The move by the US Department of Commerce is being seen as an anti-dumping measure and the proposal is to raise duties from the current level of 0.84 per cent to 2.34 per cent.
The news hit the share prices of Indian fish farming and shrimp feed companies yesterday, with falls of up to six per cent.
But the industry is being urged to remain calm as a similar move was proposed last year only for the final figure to be revised down to 0.84 per cent.
Observers think that the same could well happen again as the Department of Commerce figure is only an outline proposal at the moment and has yet to be ratified.
The United States remains India’s largest market for seafood, with exports totalling almost $6 billion.
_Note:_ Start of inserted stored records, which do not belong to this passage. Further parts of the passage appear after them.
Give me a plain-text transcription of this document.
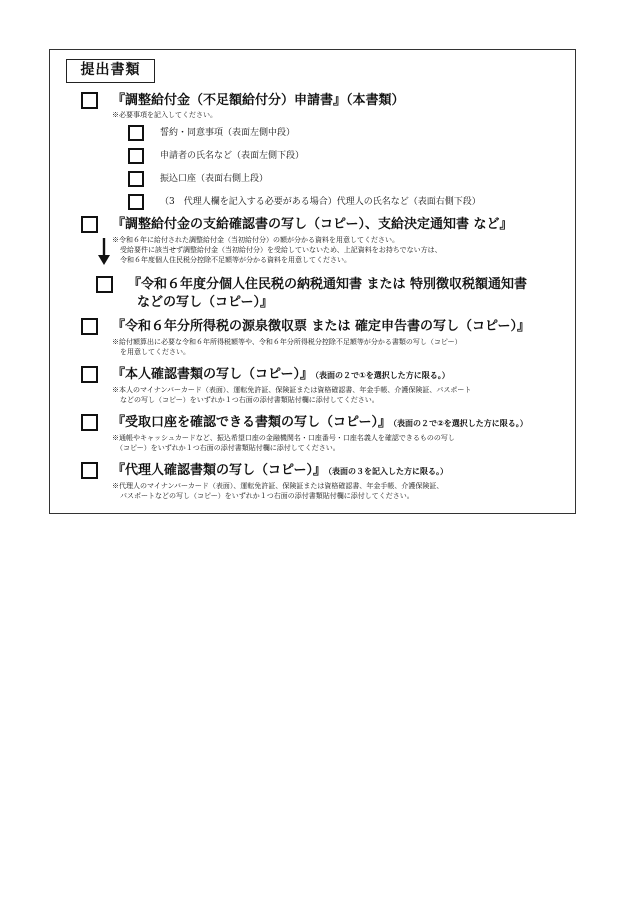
提出書類
『調整給付金（不足額給付分）申請書』（本書類）
※必要事項を記入してください。
誓約・同意事項（表面左側中段）
申請者の氏名など（表面左側下段）
振込口座（表面右側上段）
（3　代理人欄を記入する必要がある場合）代理人の氏名など（表面右側下段）
『調整給付金の支給確認書の写し（コピー）、支給決定通知書 など』
※令和６年に給付された調整給付金（当初給付分）の額が分かる資料を用意してください。
受給要件に該当せず調整給付金（当初給付分）を受給していないため、上記資料をお持ちでない方は、
令和６年度個人住民税分控除不足額等が分かる資料を用意してください。
『令和６年度分個人住民税の納税通知書 または 特別徴収税額通知書
などの写し（コピー）』
『令和６年分所得税の源泉徴収票 または 確定申告書の写し（コピー）』
※給付額算出に必要な令和６年所得税額等や、令和６年分所得税分控除不足額等が分かる書類の写し（コピー）
を用意してください。
『本人確認書類の写し（コピー）』 （表面の２で①を選択した方に限る。）
※本人のマイナンバーカード（表面）、運転免許証、保険証または資格確認書、年金手帳、介護保険証、パスポート
などの写し（コピー）をいずれか１つ右面の添付書類貼付欄に添付してください。
『受取口座を確認できる書類の写し（コピー）』 （表面の２で②を選択した方に限る。）
※通帳やキャッシュカードなど、振込希望口座の金融機関名・口座番号・口座名義人を確認できるものの写し
（コピー）をいずれか１つ右面の添付書類貼付欄に添付してください。
『代理人確認書類の写し（コピー）』 （表面の３を記入した方に限る。）
※代理人のマイナンバーカード（表面）、運転免許証、保険証または資格確認書、年金手帳、介護保険証、
パスポートなどの写し（コピー）をいずれか１つ右面の添付書類貼付欄に添付してください。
But it is not the only market.
Shrimp exports overall (known in the UK as warm water prawns) increased by around 20 per cent last year, with Japan, Vietnam, China and now Europe taking large quantities.
Nevertheless, India is gearing up for a possible trade duel with the US. The dispute has parallels with recent European concerns over higher tariffs on steel and aluminium exports into the US which also threatens a trade war.
If the new shrimp import tax goes ahead, it will lead to calls for counter measures to be taken against US exports to India, although in trade terms the advantage clearly lies with the US.
The dispute may be taken to the World Trade Organisation (WTO).
Demand for Indian frozen shrimp on international markets has been growing at an impressive rate. The United States alone imported 1.88 million tonnes of Indian seafood last year, a growth of 22 per cent.